Les dispositions légales et réglementaires sur l’utilisation, la gestion et le traitement des données personnelles doivent être renforcées dans le but de protéger la vie privée de l’individu. C’est la principale recommandation faite par des experts le jeudi 18 février 2021 à Abidjan au cours d’un panel qui a eu lieu autour du thème : "La protection des données personnelles à l’ère de l’Open / Big data" à l’occasion de la deuxième édition des Assises du numérique.


Pour Léon Brandre, expert en protection de données à caractère personnel, l’utilisation des données par les administrations et entreprises doit être faite dans le respect de la réglementation tout en garantissant les libertés individuelles et la vie privée des personnes.

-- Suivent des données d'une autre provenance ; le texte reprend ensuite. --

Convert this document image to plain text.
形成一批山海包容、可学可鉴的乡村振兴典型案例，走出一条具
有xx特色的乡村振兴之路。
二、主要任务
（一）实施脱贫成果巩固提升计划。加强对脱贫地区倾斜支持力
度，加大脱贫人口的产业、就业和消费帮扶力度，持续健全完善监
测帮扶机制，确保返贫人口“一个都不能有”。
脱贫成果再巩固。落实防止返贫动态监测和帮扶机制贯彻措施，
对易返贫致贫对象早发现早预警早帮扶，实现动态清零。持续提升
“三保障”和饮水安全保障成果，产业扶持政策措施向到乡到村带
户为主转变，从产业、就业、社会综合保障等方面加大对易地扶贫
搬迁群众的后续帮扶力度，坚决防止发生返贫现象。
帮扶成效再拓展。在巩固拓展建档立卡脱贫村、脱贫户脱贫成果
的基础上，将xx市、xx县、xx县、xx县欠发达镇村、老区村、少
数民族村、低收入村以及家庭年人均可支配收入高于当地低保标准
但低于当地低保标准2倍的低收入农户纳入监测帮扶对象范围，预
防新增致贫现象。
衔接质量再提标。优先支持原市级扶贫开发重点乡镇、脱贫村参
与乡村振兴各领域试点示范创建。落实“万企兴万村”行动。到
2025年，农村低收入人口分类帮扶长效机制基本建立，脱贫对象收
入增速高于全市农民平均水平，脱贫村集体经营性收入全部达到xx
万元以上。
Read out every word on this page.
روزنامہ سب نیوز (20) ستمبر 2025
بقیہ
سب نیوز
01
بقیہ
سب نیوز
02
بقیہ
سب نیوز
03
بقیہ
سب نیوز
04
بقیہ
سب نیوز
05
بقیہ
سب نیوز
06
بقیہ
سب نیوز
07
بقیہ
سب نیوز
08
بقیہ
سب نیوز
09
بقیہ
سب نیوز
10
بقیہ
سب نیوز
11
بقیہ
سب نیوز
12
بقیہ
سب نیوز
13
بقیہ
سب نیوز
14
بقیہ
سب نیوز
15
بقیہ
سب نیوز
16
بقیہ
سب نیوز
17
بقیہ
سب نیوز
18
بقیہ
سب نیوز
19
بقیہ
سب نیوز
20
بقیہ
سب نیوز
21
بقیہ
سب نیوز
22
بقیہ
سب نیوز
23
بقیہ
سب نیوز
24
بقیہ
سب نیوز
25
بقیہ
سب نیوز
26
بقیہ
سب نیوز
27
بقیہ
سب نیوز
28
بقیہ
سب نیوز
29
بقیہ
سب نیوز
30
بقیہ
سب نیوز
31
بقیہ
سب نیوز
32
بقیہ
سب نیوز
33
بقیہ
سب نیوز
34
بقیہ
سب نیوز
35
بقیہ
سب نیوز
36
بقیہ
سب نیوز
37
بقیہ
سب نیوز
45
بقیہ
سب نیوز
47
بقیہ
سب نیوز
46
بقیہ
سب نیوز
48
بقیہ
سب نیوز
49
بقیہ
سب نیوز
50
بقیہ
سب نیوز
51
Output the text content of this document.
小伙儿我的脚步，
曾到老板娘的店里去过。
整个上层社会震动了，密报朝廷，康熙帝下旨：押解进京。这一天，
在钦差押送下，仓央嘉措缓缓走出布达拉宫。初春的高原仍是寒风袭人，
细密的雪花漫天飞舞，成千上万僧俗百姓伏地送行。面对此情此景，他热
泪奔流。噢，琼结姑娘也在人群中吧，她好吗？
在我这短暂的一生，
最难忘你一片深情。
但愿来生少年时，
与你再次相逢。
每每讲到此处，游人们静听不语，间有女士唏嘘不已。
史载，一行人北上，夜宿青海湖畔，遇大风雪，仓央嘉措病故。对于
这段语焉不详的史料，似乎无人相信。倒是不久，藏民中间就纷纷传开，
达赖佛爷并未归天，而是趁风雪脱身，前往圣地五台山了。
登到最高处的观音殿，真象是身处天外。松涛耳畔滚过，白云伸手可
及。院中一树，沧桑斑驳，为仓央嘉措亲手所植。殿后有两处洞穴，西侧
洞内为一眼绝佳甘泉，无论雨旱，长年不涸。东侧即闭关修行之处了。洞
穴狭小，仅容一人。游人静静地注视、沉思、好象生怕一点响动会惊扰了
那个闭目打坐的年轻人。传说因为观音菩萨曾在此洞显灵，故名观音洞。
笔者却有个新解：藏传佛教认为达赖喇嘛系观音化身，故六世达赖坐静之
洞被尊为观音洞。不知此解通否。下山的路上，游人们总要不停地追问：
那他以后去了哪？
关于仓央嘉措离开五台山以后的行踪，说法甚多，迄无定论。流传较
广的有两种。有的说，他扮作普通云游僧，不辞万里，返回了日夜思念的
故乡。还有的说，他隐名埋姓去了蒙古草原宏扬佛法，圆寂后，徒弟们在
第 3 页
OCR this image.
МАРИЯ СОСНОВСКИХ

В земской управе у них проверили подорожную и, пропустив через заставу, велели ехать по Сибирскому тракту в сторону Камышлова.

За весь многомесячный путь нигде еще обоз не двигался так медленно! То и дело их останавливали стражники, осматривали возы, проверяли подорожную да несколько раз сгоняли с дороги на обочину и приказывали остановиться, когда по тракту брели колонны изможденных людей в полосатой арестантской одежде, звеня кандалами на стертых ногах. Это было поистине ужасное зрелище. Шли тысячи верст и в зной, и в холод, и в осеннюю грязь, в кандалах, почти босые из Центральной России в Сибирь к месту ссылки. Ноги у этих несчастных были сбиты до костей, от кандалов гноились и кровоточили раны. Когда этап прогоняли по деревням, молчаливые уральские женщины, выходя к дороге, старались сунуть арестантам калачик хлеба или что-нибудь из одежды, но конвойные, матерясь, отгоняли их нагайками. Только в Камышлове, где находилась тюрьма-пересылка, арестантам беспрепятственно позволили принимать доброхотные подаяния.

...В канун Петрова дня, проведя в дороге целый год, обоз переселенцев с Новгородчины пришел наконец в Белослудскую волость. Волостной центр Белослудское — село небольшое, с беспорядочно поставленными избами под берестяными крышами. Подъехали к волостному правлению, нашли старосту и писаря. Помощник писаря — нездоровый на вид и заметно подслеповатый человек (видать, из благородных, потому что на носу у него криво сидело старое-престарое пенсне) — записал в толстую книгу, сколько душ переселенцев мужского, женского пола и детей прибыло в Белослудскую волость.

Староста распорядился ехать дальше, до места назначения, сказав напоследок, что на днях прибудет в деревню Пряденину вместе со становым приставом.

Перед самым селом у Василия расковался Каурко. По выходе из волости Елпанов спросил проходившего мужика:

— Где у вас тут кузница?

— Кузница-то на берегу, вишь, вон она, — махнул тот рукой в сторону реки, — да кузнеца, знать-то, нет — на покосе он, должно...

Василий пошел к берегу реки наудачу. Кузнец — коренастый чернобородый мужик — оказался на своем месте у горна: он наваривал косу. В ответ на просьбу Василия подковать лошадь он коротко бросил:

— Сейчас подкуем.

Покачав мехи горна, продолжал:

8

Certes, ces informations dont disposent ces structures ont un intérêt social et / ou économique pour le citoyen, cependant son usage doit tenir compte d’une politique de confidentialité a-t-il expliqué. "La gestion des données à caractère personnel ne doit pas occulter la vie privée de l’individu, il faut un ordonnancement juridique permettant de le protéger davantage et le rassurer sur l’usage de ses données" a suggéré Léon Brandre CEO du Groupe DPSE.


Dans le même ordre d’idée, Jocelyn Adjoby de la Confédération générale des entreprises de Côte d’Ivoire (CGECI) indique qu’en améliorant le cadre juridique sur la protection des données personnelles, le législateur doit adapter ces dispositions réglementaires au contexte local sans toutefois copier celles de l’extérieur.


C’est pourquoi Balkissa Idé Siddo, Responsable des politiques Afrique francophone Facebook estime que pour une législation forte sur la protection des données à caractère personnel, elle doit être basée sur trois principes fondamentaux. Ce sont entre autres l’accès des données aux individus, l’obligation aux structures possédant ces données de les traiter en respectant un programme de confidentialité des citoyens et la création d’un organe de régulation pour faire appliquer ces dispositions. 


Quant à Dorcas Gbato, Directrice de la protection des données personnelles de l’Autorité de régulation des télécommunications de Côte d’Ivoire (ARTCI), elle a souhaité que les données personnelles utilisées circulent dans un environnement sécurisé permettant de réduire des risques d’erreurs. "Nous souhaitons qu’il n’y ait pas de menaces pour la sécurité et la liberté des personnes (...) l’individu doit être au centre de la gestion de ses données personnelles et que la technologie soit à son service" recommande-t-elle.


On rappelle que l’Etat ivoirien s’est doté en 2013 de la loi "Vie Privée" relative à la protection des données à caractère personnel définissant les principes de bases qui permettent de respecter la collecte et l’utilisation ainsi que tous les systèmes mis en place dans la gestion de ces données.